Introducing the Open Images Dataset
- Lawyers are funny: - >Today, we introduce Open Images, a dataset consisting of ~9 million URLs ... having a Creative Commons Attribution license* . - Then the footnote below: - >* While we tried to identify images that are licensed under a Creative Commons Attribution license, we make no representations or warranties regarding the license status of each image and you should verify the license for each image yourself. - I think this might be the most blatant instance I've ever seen of, "We have to write this even though it's essentially impossible for you to actually follow our directions." 
- Interesting that the base data consists of URLs. I guess it makes sense given copyright issues. Anybody know what the ballpark expected half-life of such URLs? 
- Any guesses on how large the resulting dataset would be if you actually downloaded all the images? I imagine the urls will get removed in a hurry as everybody starts automating it. 
- First video, now images - wonder if speech and others are on the way? - It's nice that they're doing this, helps advance the art I think. But it also puts a lot of smaller operations in unis sort of under the Google system in that they're best compared to Google's ML work and others using these datasets. It's a small way of stacking the deck to make Google and DeepMind more embedded in the community. - That said, its utility for others surely outweighs the strategic advantage gained here, so I for one welcome these libraries. A lot of work goes into them. Hopefully others will release theirs as well. 

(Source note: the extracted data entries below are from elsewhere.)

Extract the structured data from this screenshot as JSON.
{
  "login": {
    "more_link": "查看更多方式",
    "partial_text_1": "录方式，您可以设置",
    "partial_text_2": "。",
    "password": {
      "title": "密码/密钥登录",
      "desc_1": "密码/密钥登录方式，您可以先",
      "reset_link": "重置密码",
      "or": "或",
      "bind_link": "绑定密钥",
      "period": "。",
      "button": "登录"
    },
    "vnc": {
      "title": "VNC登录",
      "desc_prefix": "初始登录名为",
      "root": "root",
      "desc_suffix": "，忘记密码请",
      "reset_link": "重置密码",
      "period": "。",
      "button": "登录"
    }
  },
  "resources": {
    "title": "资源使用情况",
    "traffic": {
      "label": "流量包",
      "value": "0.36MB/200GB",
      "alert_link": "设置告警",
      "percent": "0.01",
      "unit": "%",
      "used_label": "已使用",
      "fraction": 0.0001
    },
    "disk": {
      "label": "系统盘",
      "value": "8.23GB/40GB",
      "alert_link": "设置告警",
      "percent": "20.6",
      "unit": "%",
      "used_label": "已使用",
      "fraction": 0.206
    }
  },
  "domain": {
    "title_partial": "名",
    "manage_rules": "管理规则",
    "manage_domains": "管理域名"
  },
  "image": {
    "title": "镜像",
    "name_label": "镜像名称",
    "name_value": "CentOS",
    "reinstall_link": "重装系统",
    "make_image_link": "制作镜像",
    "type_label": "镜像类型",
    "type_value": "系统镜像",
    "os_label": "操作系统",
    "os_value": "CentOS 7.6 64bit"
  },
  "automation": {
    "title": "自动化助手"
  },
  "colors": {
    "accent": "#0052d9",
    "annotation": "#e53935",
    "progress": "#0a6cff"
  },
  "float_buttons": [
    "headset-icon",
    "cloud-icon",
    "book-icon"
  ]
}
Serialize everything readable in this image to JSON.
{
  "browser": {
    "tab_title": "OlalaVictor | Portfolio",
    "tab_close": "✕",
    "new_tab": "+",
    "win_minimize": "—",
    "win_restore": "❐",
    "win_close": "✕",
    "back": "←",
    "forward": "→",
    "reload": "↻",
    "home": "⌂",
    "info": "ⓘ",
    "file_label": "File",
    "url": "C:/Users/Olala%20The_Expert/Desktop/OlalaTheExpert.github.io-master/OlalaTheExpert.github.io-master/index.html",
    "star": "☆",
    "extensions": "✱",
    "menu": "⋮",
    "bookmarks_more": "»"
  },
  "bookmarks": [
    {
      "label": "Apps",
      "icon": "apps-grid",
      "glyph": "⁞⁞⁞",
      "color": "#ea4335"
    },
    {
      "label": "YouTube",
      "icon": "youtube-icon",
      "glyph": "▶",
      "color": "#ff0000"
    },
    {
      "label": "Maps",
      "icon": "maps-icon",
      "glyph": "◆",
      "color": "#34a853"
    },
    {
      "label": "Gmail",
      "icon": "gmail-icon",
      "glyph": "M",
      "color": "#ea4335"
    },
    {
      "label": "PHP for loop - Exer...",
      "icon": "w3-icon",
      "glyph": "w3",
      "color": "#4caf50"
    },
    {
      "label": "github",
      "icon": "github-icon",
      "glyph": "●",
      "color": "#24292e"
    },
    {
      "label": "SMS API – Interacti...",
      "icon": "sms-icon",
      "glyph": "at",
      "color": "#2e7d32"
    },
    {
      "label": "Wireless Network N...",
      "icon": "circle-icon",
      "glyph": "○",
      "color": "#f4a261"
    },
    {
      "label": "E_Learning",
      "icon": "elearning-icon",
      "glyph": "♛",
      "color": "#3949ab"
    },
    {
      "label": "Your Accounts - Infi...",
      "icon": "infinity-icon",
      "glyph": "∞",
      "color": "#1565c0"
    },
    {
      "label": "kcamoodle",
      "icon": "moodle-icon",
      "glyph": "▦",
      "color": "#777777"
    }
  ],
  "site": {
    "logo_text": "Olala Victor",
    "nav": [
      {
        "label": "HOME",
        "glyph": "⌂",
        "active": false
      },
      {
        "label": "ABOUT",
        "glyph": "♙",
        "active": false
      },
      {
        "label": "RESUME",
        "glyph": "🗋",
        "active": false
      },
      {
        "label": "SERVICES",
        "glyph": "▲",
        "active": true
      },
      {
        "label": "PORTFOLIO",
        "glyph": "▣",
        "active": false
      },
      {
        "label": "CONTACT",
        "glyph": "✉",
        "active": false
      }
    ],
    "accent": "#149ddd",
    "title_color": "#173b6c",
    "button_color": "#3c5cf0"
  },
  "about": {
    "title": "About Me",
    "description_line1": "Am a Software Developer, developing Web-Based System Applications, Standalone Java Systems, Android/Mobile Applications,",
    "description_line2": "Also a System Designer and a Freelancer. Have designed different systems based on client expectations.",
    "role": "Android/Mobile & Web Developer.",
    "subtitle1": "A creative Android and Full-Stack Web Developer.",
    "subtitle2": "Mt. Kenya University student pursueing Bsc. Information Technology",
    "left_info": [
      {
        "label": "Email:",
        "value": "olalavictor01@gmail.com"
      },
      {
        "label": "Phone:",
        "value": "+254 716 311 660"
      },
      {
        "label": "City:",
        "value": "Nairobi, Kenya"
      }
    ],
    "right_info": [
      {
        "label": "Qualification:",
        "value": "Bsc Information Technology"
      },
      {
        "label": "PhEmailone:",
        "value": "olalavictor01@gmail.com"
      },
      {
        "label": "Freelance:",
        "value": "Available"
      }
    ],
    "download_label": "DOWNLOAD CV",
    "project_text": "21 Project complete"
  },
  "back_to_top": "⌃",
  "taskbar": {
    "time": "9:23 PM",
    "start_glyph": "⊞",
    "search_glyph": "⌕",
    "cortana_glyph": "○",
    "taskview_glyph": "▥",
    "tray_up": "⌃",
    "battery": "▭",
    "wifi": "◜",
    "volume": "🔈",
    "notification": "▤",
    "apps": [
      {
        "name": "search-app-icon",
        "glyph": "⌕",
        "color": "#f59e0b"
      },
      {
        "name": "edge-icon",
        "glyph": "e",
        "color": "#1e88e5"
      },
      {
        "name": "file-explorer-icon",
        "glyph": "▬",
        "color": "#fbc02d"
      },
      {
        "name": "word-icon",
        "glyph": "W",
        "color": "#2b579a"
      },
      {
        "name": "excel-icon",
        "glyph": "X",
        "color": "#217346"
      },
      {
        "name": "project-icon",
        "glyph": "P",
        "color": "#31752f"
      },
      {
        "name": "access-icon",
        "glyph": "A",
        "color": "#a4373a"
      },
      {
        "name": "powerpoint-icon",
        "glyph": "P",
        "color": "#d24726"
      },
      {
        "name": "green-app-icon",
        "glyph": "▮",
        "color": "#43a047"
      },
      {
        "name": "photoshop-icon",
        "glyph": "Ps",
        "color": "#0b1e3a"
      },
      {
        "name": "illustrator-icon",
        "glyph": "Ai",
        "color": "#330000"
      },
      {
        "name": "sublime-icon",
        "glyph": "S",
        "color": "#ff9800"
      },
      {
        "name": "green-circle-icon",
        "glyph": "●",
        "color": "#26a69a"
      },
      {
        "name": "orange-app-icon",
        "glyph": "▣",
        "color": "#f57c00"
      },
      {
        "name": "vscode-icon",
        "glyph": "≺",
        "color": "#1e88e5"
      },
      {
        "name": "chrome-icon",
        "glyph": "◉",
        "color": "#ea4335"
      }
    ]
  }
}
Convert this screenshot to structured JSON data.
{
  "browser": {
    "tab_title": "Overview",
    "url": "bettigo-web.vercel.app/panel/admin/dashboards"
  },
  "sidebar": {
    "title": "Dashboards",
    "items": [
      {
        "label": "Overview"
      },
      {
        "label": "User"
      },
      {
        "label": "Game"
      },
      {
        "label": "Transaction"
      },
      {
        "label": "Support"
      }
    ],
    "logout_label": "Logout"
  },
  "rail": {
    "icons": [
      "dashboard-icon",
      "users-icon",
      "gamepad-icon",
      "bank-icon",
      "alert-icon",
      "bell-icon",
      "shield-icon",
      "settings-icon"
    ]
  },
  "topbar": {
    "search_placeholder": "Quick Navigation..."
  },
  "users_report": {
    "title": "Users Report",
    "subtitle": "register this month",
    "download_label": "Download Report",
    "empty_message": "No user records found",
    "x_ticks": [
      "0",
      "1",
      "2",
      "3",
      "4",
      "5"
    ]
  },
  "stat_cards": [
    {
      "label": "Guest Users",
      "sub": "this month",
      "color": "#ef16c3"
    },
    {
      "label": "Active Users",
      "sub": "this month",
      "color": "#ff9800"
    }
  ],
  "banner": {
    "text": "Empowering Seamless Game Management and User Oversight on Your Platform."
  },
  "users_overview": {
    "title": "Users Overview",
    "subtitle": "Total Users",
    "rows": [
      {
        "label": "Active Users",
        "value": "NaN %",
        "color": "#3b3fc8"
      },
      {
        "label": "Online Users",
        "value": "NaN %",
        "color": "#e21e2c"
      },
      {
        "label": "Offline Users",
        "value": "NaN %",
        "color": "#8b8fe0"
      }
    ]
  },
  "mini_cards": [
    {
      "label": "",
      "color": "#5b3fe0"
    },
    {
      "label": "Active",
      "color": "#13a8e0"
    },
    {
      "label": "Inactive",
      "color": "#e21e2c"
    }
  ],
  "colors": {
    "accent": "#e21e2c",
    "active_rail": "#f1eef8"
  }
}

- I'm glad I'm getting a return on all the effort clicking street signs and store fronts on reCaptcha. 
- I've put an efficient downloader here for the interested crowd: https://github.com/beniz/openimages_downloader It's a fork of the one script I used to grab Imagenet. 
- Is there a link to the trained model somewhere? 
- Are there any other libraries that are similar? 
- Looking forward to someone trying tensorFlow CNN on this